Contradiction and Challenges: Second Generation Sikh Males in Canada
Johal, Ravinder Singh
MetadataShow full item record
Considering the historical and current context of their community within Canadian society, and given the myriad of challenges facing young Sikhs as they negotiate family, gender, peer, cultural, and religious expectations, this study examined how Sikh youth living in the Greater Toronto Area make sense of the world around them. It is clear that by challenging the parameters of multiculturalism, Sikh males have made their presence felt in Canada. However, the experiences of younger generations in Western diasporas are relatively absent in scholarship. Given the sometimes varying nature of the expectations and relationships that these youth must negotiate, in addition to the current issues occurring in their communities, one component of this study ascertained how these Sikh males formulate their aspirations. What are the experiences of young Sikh males in a Canadian context where they negotiate conflicting messages about identity, religiosity, and community? The primary objective of this study was to gain an understanding of what it means to be a second generation Sikh male living in an ethnic enclave of suburban Toronto.

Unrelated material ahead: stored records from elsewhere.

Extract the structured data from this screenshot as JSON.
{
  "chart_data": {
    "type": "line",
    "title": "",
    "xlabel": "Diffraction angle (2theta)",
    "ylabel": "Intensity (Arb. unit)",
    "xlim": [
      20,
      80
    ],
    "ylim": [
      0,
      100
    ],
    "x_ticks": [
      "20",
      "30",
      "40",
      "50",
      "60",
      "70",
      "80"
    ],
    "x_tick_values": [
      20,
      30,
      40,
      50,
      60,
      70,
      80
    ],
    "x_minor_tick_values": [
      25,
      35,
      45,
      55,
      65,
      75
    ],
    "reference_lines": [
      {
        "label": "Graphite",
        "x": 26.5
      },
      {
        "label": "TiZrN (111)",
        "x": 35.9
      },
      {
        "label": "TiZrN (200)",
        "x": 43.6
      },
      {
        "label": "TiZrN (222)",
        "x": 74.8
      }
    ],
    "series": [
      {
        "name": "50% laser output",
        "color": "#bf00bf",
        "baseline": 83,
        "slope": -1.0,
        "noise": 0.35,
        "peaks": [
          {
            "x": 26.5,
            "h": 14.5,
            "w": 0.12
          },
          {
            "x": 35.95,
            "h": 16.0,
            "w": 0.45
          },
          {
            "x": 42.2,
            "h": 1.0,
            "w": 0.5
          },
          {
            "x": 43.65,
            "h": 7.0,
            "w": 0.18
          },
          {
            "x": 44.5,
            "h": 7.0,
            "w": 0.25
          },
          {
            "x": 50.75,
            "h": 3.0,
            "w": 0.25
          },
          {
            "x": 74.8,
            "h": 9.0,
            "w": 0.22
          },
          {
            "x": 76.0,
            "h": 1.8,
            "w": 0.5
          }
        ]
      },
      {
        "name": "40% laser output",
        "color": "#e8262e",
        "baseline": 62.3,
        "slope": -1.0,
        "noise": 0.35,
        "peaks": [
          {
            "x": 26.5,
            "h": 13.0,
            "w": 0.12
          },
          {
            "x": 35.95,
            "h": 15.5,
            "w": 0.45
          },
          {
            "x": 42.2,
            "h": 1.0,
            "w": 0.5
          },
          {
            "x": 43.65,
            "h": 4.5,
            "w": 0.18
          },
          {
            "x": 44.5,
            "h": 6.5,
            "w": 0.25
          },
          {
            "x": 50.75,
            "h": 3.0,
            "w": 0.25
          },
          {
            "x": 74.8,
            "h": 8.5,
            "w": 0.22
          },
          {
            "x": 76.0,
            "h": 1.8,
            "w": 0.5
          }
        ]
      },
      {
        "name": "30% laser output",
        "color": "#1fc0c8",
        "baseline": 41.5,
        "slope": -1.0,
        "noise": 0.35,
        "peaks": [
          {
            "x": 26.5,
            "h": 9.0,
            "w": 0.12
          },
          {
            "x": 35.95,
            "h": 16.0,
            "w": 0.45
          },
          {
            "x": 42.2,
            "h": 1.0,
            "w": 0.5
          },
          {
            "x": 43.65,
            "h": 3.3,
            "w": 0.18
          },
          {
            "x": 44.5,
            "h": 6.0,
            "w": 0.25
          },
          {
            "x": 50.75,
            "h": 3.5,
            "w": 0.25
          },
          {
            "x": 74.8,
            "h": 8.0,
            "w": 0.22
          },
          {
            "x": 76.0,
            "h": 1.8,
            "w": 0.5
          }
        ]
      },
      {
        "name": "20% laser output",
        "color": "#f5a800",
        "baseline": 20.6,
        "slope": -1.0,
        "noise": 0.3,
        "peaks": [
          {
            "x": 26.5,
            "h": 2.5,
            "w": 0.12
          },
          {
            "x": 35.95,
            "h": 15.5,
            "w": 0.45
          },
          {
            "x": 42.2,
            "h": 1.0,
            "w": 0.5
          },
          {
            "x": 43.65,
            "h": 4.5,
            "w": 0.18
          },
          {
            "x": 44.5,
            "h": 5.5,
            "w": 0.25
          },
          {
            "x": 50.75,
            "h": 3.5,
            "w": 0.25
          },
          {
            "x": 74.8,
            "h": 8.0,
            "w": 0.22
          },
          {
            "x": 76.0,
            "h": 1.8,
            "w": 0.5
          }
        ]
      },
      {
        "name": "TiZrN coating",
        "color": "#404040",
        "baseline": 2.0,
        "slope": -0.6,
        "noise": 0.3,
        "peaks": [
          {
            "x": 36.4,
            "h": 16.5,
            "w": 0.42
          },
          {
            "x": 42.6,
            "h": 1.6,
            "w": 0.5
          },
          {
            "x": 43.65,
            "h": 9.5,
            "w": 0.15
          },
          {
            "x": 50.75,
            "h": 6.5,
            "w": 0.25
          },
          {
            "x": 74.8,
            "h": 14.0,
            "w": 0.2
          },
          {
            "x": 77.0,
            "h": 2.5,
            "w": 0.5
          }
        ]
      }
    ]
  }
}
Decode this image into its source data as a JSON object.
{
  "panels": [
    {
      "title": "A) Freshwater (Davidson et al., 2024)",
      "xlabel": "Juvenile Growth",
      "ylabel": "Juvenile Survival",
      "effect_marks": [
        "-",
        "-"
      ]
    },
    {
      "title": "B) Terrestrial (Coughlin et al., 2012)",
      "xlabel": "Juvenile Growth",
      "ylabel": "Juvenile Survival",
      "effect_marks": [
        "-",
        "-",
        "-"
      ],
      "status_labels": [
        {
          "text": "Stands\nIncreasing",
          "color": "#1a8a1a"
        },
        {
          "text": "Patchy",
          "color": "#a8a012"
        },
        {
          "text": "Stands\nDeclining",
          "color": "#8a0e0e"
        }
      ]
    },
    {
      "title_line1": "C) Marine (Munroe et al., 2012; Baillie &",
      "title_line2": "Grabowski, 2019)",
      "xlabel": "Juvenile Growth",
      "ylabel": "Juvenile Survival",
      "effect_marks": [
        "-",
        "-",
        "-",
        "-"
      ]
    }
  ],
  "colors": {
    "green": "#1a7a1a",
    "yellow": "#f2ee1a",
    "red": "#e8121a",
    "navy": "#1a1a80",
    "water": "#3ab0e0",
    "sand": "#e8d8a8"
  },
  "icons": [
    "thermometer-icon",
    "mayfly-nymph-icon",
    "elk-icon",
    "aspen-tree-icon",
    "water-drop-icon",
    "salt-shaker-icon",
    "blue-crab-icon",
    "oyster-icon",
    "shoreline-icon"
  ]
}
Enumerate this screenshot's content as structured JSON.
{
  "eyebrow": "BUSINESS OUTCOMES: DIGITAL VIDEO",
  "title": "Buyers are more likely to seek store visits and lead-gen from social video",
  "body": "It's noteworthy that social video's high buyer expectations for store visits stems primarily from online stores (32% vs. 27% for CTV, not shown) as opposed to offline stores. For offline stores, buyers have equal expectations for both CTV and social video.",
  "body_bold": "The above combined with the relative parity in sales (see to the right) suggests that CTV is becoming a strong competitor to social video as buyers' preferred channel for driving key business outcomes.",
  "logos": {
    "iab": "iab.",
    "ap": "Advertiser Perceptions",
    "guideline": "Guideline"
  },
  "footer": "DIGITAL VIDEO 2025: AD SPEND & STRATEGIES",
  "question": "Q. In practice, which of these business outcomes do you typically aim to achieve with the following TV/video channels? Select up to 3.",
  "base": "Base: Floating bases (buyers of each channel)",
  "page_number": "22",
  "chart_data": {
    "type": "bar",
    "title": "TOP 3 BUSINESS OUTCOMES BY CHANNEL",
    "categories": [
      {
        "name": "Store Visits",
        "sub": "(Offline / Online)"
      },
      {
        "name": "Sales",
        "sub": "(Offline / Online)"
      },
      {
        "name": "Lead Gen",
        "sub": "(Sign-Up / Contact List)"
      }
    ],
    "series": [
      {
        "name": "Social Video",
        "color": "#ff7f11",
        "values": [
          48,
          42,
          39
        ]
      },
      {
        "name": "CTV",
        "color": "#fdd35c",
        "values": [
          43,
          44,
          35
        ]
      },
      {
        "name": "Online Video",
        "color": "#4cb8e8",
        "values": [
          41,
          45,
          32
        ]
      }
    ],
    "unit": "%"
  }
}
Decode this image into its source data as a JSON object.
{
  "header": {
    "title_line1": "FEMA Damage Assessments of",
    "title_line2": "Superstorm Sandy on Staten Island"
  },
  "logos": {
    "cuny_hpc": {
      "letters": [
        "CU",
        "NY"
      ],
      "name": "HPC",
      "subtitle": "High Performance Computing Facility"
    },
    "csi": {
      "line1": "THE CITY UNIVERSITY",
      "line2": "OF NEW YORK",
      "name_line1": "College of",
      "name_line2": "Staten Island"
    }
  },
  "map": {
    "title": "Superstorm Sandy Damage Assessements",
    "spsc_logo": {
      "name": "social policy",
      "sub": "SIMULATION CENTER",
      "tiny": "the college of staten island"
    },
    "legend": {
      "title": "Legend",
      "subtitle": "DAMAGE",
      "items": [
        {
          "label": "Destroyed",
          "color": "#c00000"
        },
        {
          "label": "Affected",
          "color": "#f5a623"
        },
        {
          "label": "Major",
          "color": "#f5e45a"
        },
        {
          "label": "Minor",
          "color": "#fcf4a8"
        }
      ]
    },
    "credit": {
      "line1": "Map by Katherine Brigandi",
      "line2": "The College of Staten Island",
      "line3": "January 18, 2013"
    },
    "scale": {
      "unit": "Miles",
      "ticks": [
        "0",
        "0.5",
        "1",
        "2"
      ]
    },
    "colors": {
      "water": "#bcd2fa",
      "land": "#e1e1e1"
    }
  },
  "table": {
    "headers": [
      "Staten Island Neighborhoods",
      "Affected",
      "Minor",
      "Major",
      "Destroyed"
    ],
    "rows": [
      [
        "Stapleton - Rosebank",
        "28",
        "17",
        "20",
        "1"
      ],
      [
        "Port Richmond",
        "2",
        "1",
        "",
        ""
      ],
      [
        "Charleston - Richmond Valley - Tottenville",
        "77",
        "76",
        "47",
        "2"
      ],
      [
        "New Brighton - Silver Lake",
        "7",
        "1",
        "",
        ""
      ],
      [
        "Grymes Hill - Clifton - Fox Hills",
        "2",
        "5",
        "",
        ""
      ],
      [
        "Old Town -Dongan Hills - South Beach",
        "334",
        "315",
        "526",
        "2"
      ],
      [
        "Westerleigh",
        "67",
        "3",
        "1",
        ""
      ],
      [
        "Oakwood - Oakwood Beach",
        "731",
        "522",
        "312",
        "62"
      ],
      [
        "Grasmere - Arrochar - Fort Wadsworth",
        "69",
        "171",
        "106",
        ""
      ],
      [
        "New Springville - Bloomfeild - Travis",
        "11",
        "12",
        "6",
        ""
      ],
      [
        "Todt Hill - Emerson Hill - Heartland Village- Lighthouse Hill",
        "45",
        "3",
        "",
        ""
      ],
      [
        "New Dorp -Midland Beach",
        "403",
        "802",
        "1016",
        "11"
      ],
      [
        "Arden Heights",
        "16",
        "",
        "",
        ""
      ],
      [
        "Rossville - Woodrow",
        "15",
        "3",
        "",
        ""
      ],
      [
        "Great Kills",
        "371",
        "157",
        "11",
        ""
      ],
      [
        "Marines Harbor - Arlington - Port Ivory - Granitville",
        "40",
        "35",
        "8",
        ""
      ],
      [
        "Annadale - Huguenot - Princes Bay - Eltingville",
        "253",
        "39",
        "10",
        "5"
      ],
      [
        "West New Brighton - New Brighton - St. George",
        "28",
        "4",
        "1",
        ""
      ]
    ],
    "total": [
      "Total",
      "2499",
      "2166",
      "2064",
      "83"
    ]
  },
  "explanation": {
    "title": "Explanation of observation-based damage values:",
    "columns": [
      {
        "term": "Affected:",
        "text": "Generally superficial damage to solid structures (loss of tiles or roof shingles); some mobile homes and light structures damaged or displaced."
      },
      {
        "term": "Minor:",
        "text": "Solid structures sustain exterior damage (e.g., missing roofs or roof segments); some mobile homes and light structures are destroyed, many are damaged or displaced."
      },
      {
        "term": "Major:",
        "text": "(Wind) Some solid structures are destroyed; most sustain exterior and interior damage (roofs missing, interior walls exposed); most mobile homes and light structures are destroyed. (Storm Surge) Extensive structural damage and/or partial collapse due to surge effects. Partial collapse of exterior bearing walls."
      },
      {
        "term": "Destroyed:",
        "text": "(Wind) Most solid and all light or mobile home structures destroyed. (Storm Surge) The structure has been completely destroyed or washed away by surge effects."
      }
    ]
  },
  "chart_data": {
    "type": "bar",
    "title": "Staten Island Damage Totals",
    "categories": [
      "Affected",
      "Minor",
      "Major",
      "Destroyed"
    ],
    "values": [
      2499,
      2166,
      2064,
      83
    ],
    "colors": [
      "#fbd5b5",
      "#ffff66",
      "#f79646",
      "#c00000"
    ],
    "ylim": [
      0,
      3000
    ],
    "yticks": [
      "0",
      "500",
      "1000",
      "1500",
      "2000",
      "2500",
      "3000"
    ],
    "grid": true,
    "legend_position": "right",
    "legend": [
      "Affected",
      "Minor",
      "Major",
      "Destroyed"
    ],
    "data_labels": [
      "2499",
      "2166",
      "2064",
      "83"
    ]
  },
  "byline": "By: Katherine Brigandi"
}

It specifically examined the intersecting notions of identity, gender, social class, and religion amongst this population while analyzing the role of family as well as community in their lives. The theoretical concepts of transnationalism, hybrid identities, as well as notions of masculinity amongst Sikh males guided this paper. An important consideration is how youth are able to discern between the varying notions of the Sikh identity. In addition, it was important to examine how these youth negotiate conflicting liberal and traditional views that are promoted within their communities and families. More specifically, this paper examined how these young people reconcile their Canadian and Sikh identities. Considering the prominence of Sikhs in broader Canadian society, this study also inquired as to how youth perceive their own community. In summary, this exploratory study focused on how Sikh males use their social and cultural capital to negotiate a range of social institutions. It examined the kinds of thinking found amongst this group, taking into consideration the dynamics of the community in which they live and how they navigate the parameters of being a Sikh Canadian.